NumPy is a popular Python library used for scientific computing. It provides a wide range of mathematical functions and tools for working with arrays. One of the functions provided by NumPy is random permutation.
Random permutation is a process of randomly shuffling the elements of an array. This is useful in many applications, such as shuffling a deck of cards or randomizing the order of a list of items. NumPy provides a function called random.permutation
that can be used to generate a random permutation of an array.
Here is an example of how to use the random.permutation
function:
<per>import numpy as np
arr = np.array([1, 2, 3, 4, 5])
print(np.random.permutation(arr))</per>
In this example, we first import the NumPy library and create an array called arr
with the values 1 through 5. We then use the random.permutation
function to generate a random permutation of the array. The output of this code will be a shuffled version of the original array.
The random.permutation
function can also be used with multi-dimensional arrays. Here is an example:
<per>import numpy as np
arr = np.array([[1, 2, 3], [4, 5, 6], [7, 8, 9]])

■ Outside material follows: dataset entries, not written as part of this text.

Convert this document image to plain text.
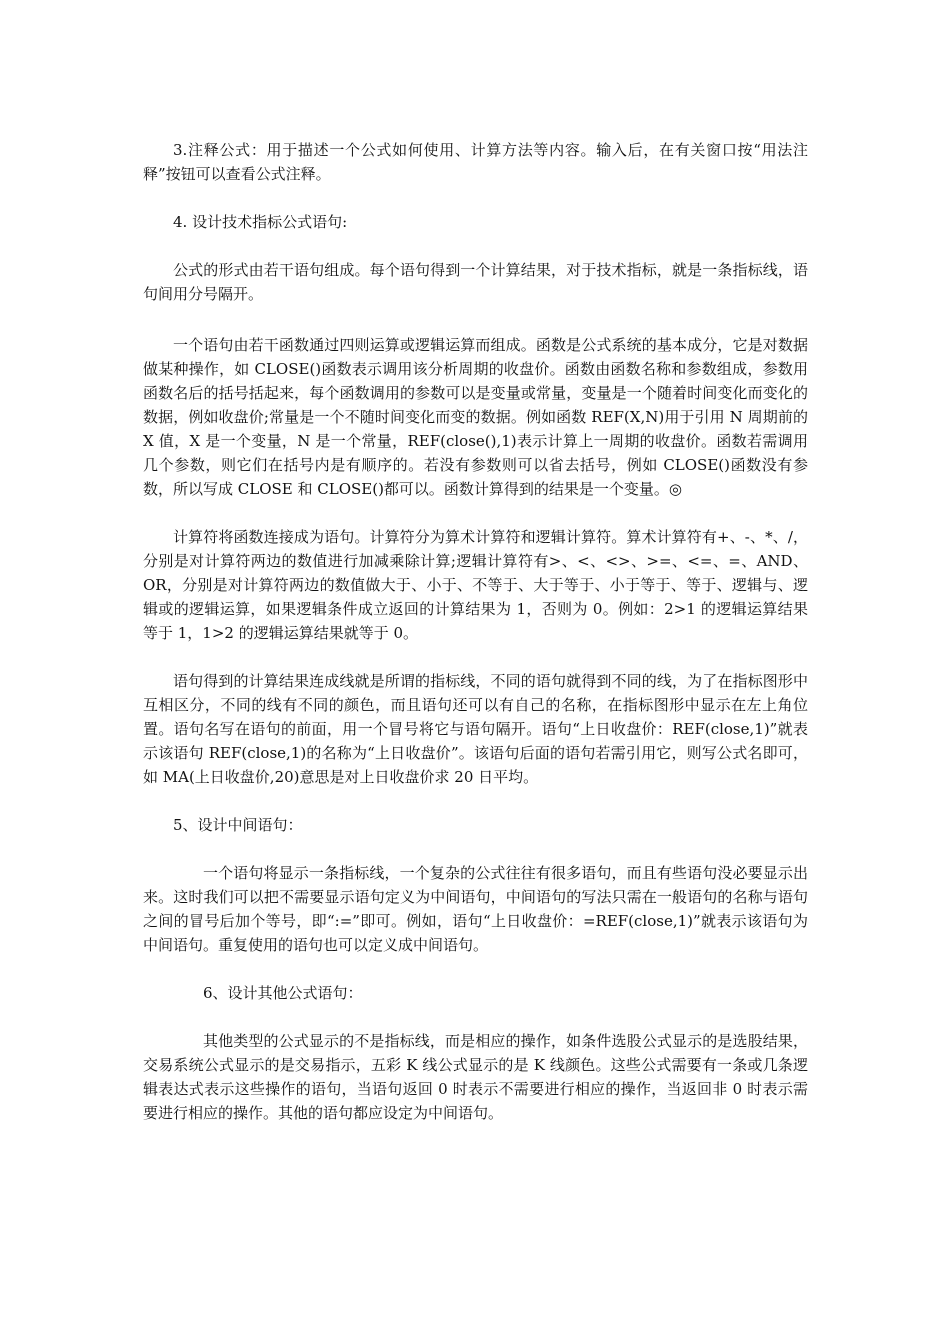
3.注释公式：用于描述一个公式如何使用、计算方法等内容。输入后，在有关窗口按“用法注释”按钮可以查看公式注释。

4. 设计技术指标公式语句:

公式的形式由若干语句组成。每个语句得到一个计算结果，对于技术指标，就是一条指标线，语句间用分号隔开。

一个语句由若干函数通过四则运算或逻辑运算而组成。函数是公式系统的基本成分，它是对数据做某种操作，如 CLOSE()函数表示调用该分析周期的收盘价。函数由函数名称和参数组成，参数用函数名后的括号括起来，每个函数调用的参数可以是变量或常量，变量是一个随着时间变化而变化的数据，例如收盘价;常量是一个不随时间变化而变的数据。例如函数 REF(X,N)用于引用 N 周期前的 X 值，X 是一个变量，N 是一个常量，REF(close(),1)表示计算上一周期的收盘价。函数若需调用几个参数，则它们在括号内是有顺序的。若没有参数则可以省去括号，例如 CLOSE()函数没有参数，所以写成 CLOSE 和 CLOSE()都可以。函数计算得到的结果是一个变量。◎

计算符将函数连接成为语句。计算符分为算术计算符和逻辑计算符。算术计算符有+、-、*、/，分别是对计算符两边的数值进行加减乘除计算;逻辑计算符有>、<、<>、>=、<=、=、AND、OR，分别是对计算符两边的数值做大于、小于、不等于、大于等于、小于等于、等于、逻辑与、逻辑或的逻辑运算，如果逻辑条件成立返回的计算结果为 1，否则为 0。例如：2>1 的逻辑运算结果等于 1，1>2 的逻辑运算结果就等于 0。

语句得到的计算结果连成线就是所谓的指标线，不同的语句就得到不同的线，为了在指标图形中互相区分，不同的线有不同的颜色，而且语句还可以有自己的名称，在指标图形中显示在左上角位置。语句名写在语句的前面，用一个冒号将它与语句隔开。语句“上日收盘价：REF(close,1)”就表示该语句 REF(close,1)的名称为“上日收盘价”。该语句后面的语句若需引用它，则写公式名即可，如 MA(上日收盘价,20)意思是对上日收盘价求 20 日平均。

5、设计中间语句：

一个语句将显示一条指标线，一个复杂的公式往往有很多语句，而且有些语句没必要显示出来。这时我们可以把不需要显示语句定义为中间语句，中间语句的写法只需在一般语句的名称与语句之间的冒号后加个等号，即“:=”即可。例如，语句“上日收盘价：=REF(close,1)”就表示该语句为中间语句。重复使用的语句也可以定义成中间语句。

6、设计其他公式语句：

其他类型的公式显示的不是指标线，而是相应的操作，如条件选股公式显示的是选股结果，交易系统公式显示的是交易指示，五彩 K 线公式显示的是 K 线颜色。这些公式需要有一条或几条逻辑表达式表示这些操作的语句，当语句返回 0 时表示不需要进行相应的操作，当返回非 0 时表示需要进行相应的操作。其他的语句都应设定为中间语句。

print(np.random.permutation(arr))</per>
In this example, we create a 3x3 array called arr
and use the random.permutation
function to generate a random permutation of the array. The output of this code will be a shuffled version of the original array, with the rows and columns shuffled independently of each other.

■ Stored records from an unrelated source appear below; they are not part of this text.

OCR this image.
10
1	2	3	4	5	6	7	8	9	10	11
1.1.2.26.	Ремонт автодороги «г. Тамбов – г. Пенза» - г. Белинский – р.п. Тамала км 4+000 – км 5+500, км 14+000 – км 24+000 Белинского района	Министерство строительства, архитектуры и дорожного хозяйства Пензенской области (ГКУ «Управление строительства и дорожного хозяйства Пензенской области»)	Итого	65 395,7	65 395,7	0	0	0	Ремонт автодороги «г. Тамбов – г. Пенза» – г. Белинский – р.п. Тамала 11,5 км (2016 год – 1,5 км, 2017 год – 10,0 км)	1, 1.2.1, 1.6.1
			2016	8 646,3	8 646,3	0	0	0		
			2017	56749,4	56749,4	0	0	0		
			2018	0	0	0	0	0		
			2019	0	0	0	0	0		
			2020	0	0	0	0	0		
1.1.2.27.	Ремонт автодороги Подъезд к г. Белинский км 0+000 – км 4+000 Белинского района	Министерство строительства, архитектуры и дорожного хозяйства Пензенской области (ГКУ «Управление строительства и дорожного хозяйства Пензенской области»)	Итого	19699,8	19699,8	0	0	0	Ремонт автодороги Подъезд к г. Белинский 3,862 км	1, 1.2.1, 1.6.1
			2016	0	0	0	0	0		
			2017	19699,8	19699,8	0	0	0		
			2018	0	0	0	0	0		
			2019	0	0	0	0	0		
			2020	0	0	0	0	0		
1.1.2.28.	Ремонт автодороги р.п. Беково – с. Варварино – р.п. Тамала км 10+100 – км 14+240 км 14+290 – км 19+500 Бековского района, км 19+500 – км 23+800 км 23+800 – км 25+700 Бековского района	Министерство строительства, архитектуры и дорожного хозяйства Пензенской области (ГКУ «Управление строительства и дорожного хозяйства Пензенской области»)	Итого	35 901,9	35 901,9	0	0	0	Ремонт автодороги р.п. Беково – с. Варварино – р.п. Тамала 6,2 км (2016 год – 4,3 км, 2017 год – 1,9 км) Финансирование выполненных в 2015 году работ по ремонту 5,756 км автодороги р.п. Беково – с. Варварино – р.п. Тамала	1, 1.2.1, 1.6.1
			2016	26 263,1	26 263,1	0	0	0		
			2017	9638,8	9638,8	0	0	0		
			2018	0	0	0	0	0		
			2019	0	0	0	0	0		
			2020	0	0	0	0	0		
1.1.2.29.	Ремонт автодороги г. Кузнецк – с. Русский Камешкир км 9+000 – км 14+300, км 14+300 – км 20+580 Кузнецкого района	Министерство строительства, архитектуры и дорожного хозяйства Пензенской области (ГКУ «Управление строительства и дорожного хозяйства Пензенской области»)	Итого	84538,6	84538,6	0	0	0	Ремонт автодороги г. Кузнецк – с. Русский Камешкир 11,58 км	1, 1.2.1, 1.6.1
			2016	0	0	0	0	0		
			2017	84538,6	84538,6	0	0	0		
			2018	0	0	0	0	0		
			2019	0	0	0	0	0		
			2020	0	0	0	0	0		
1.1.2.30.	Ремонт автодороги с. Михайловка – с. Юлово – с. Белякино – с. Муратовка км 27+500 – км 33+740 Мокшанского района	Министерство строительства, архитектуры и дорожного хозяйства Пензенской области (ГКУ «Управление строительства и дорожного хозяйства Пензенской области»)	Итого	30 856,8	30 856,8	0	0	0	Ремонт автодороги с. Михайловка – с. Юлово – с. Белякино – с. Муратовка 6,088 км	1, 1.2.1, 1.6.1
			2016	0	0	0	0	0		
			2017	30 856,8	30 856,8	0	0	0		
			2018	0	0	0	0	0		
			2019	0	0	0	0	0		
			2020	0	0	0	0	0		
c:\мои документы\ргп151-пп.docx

NumPy also provides a function called shuffle
that can be used to shuffle an array in place. Here is an example:
<per>import numpy as np
arr = np.array([1, 2, 3, 4, 5])
np.random.shuffle(arr)
print(arr)</per>
In this example, we create an array called arr
and use the shuffle
function to shuffle the elements of the array in place. The output of this code will be the shuffled version of the original array.
It is important to note that the shuffle
function shuffles the array in place, meaning that the original array is modified. If you want to preserve the original array, you should make a copy of it before shuffling.
Overall, the NumPy random permutation functions provide a convenient way to shuffle arrays and generate random permutations. These functions are useful in many applications, such as data analysis, machine learning, and simulations.